After months of tensions, Ethiopian Prime Minister Abiy Ahmed in early November announced military operations against the region’s then-governing party, the Tigray People’s Liberation Front (TPLF), accusing them of attacking federal army camps.
Multiple reports quoting witnesses and survivors have implicated troops from neighbouring Eritrea, which denies a military presence, in mass killings, rapes and other crimes in the northern Ethiopian region.
The United Nations rights chief Michelle Bachelet, meanwhile, said last week her office has corroborated grave violations that could amount to “war crimes and crimes against humanity”, while humanitarian officials have warned that a growing number of people might be starving to death in Tigray.
“I very much understand the concerns, for example, that the prime minister had about the TPLF and its actions, but the situation in Tigray today is unacceptable and has to change,” Blinken said.
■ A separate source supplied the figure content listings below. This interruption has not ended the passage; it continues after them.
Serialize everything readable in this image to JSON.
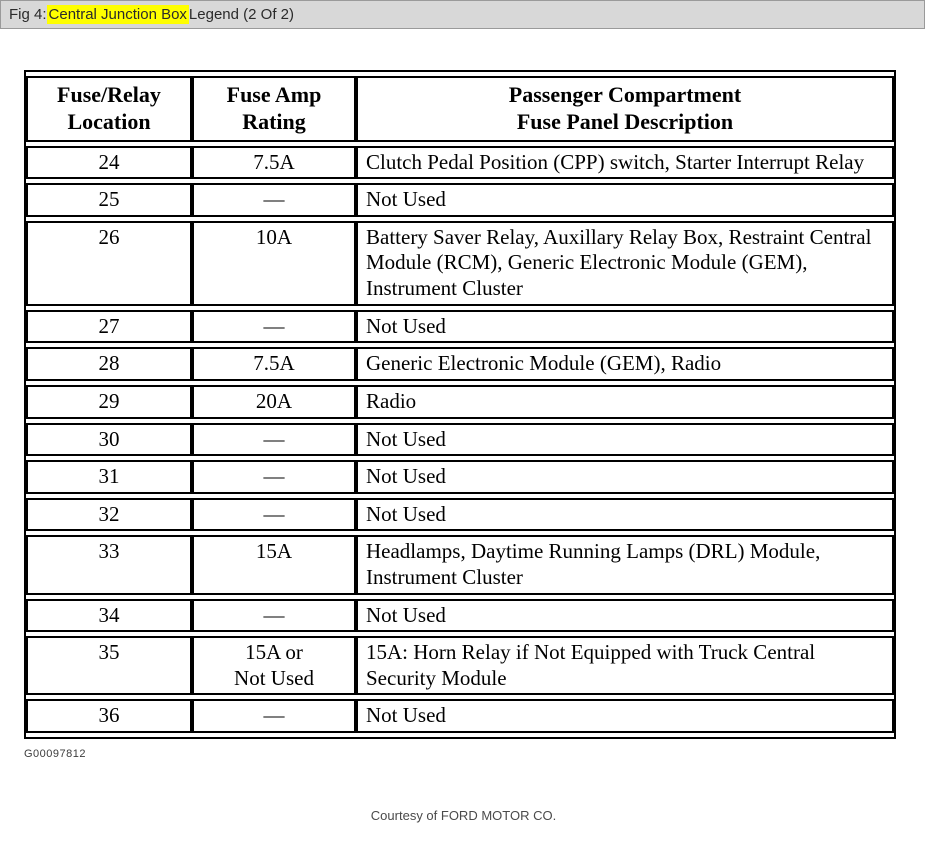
{
  "caption": {
    "prefix": "Fig 4: ",
    "highlight": "Central Junction Box",
    "suffix": " Legend (2 Of 2)"
  },
  "table": {
    "columns": [
      "Fuse/Relay\nLocation",
      "Fuse Amp\nRating",
      "Passenger Compartment\nFuse Panel Description"
    ],
    "rows": [
      {
        "location": "24",
        "rating": "7.5A",
        "description": "Clutch Pedal Position (CPP) switch, Starter Interrupt Relay"
      },
      {
        "location": "25",
        "rating": "—",
        "description": "Not Used"
      },
      {
        "location": "26",
        "rating": "10A",
        "description": "Battery Saver Relay, Auxillary Relay Box, Restraint Central Module (RCM), Generic Electronic Module (GEM), Instrument Cluster"
      },
      {
        "location": "27",
        "rating": "—",
        "description": "Not Used"
      },
      {
        "location": "28",
        "rating": "7.5A",
        "description": "Generic Electronic Module (GEM), Radio"
      },
      {
        "location": "29",
        "rating": "20A",
        "description": "Radio"
      },
      {
        "location": "30",
        "rating": "—",
        "description": "Not Used"
      },
      {
        "location": "31",
        "rating": "—",
        "description": "Not Used"
      },
      {
        "location": "32",
        "rating": "—",
        "description": "Not Used"
      },
      {
        "location": "33",
        "rating": "15A",
        "description": "Headlamps, Daytime Running Lamps (DRL) Module, Instrument Cluster"
      },
      {
        "location": "34",
        "rating": "—",
        "description": "Not Used"
      },
      {
        "location": "35",
        "rating": "15A or\nNot Used",
        "description": "15A: Horn Relay if Not Equipped with Truck Central Security Module"
      },
      {
        "location": "36",
        "rating": "—",
        "description": "Not Used"
      }
    ]
  },
  "footer": {
    "figure_id": "G00097812",
    "courtesy": "Courtesy of FORD MOTOR CO."
  },
  "colors": {
    "highlight": "#ffff00",
    "caption_bar_bg": "#d8d8d8",
    "table_border": "#000000"
  }
}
Blinken’s comments came hours after Berhane Kidanemariam, the deputy chief of mission at the Ethiopian embassy in Washington, DC, quit from his position, accusing Abiy of leading Ethiopia “down a dark path towards destruction and disintegration”.
“I resign from my post in protest of the genocidal war in Tigray, and in protest of all the repression and destruction the government is inflicting on the rest of Ethiopia,” he said.
“I have loved serving as a diplomat for my country but I cannot do so at the expense of my values, and certainly not at the expense of my people. There is a cost to acting on one’s principles, but there is a bigger cost to abandoning them,” said Kidanemariam, who is believed to be the first Ethiopian diplomat to resign over concerns relating to the conflict in Tigray.
He also accused the government of misrepresenting conditions on the ground and failing to come clean about “the presence of foreign powers” – a reference to Eritrean troops.
The resignation of a senior diplomat will pile pressure on Abiy, who was awarded the Nobel Peace Prize in 2019 for his efforts to make peace with Eritrea after decades of hostilities.
Kidanemariam, who is from Tigray, said in his statement thousands of ethnic Tigrayans have been harassed, assaulted and arrested in what he called “a witch-hunt that is taking place against Tigrayans in Ethiopia and in the diaspora”.
There was no immediate comment by the Ethiopian government.
In a statement delivered on Tuesday to an African Union council, Abiy said the Ethiopian government had taken “concrete steps to address alleged human rights abuses” and has signalled “its willingness to collaborate with relevant UN agencies for the purposes of these investigations”.